Step 14 — UAT & Go‑Live
- Validate on a sample set across sources.
- Confirm rule accuracy (precision/recall) with business owners.
- Dry‑run alerts and dashboards; tune thresholds.
- Package with Product Toolkit and promote (ensure Accountable access).
Go‑Live Checklist
- DQ policy documented (dimensions, thresholds, SLAs, owners).
- Normalization & validation rules active; tests passing.
- Scorecards & dashboards show baseline and targets.
- Steward queues configured; Cleaning Projects tested; Undo verified.
- Exports include quality flags/scores; consumers validated.
- Schedules & alerts configured; on‑call/triage process in place.
Example Rules (Snippets)
Email Validity
- Condition:
Email present
- Actions: lower‑case; regex check; tag
InvalidEmail
on fail.
Phone Normalize
- Condition:
Phone present
- Actions: parse to E.164; tag
InvalidPhone
on parse failure.
Country ISO‑2 Enforcement
- Condition:
Country not in ISO2 set
- Actions: map alias (e.g.,
UK
→GB
,U.S.
→US
); if unknown, tagUnknownCountry
.
Date Consistency
- Condition:
EndDate < StartDate
- Actions: tag
InvalidDateRange
; send to stewardship.
Uniqueness (CustomerID)
- Condition: duplicate
CustomerID
detected - Actions: tag
DuplicateKey
; route to steward queue.
GTIN Check
- Condition:
GTIN present
- Actions: strip non‑digits; checksum; tag
InvalidGTIN
on fail.
Timeliness
- Condition:
Now - LastUpdated > 30 days
- Actions: tag
StaleRecord
.
KPIs & Targets (Examples)
- Valid Email ≥ 98%, Valid Phone ≥ 95%.
- Address Standardized ≥ 97%; Unknown Country < 0.1%.

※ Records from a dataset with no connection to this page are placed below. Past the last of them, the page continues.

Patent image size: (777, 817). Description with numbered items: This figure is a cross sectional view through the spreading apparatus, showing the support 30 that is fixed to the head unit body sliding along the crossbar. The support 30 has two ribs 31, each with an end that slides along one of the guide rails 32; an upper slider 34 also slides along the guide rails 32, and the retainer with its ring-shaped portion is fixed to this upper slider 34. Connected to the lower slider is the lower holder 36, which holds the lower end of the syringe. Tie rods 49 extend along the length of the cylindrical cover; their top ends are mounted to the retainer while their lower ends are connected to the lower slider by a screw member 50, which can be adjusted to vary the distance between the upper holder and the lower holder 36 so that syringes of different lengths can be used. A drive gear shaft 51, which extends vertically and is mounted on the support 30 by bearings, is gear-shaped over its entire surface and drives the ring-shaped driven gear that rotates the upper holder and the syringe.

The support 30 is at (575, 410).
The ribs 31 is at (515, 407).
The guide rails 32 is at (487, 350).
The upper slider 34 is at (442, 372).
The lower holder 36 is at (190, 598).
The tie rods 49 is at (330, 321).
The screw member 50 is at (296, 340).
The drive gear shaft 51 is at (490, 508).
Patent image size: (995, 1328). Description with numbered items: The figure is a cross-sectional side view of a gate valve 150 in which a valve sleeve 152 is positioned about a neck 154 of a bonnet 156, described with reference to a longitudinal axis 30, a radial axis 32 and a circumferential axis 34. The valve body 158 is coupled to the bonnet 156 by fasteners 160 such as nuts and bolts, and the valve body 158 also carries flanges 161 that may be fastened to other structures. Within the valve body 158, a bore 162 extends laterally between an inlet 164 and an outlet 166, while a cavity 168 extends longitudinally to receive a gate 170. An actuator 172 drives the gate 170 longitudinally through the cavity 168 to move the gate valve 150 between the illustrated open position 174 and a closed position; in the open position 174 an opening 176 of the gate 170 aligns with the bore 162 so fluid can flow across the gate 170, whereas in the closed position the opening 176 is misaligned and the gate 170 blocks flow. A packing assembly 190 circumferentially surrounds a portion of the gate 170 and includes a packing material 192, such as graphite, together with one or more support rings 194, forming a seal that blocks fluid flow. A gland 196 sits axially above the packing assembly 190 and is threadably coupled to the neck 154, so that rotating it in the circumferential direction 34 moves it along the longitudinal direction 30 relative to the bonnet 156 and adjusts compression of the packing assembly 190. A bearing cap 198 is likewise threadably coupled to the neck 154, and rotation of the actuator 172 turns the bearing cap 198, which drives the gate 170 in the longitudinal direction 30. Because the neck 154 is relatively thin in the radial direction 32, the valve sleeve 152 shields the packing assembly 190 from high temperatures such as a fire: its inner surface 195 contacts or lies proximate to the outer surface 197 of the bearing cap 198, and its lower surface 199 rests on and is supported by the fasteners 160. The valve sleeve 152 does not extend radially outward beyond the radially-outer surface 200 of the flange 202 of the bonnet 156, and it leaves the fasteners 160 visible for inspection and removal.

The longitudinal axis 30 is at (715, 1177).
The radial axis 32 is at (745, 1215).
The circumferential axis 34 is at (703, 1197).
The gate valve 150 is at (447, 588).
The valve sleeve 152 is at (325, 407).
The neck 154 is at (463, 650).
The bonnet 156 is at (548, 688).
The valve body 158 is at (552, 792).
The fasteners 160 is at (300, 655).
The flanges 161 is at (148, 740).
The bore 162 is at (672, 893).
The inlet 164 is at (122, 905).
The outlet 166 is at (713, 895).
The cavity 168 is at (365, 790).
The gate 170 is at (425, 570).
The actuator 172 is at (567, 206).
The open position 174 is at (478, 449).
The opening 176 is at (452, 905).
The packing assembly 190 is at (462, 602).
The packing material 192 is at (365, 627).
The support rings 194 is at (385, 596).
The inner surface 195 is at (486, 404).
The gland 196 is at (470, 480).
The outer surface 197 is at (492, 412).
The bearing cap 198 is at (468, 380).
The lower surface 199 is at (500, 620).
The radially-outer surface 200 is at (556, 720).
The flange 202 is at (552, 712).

- Duplicate Key violations = 0.
- Orphan References = 0.
- Entity Score ≥ 0.95 sustained over 30 days.
- Mean time to remediate stewarded issues < 5 days.
Common Pitfalls & How to Avoid Them
- Skipping standardization before validation → false failures. Normalize first.
- Over‑aggressive regex → false negatives; keep patterns realistic.
- One giant rule → hard to debug; split into small rules.
- No owner for each KPI → assign accountable roles.
- Running profiling on laptops → use dedicated compute to avoid timeouts.
- Fixes re‑applied by other rules → adjust/disable the problematic rule before reprocessing.
Summary
A successful Data Quality program in CluedIn combines clear policy, modular rules, transparent scoring, and active stewardship. Start small, measure relentlessly, automate safe fixes, and keep governance tight so improvements stick.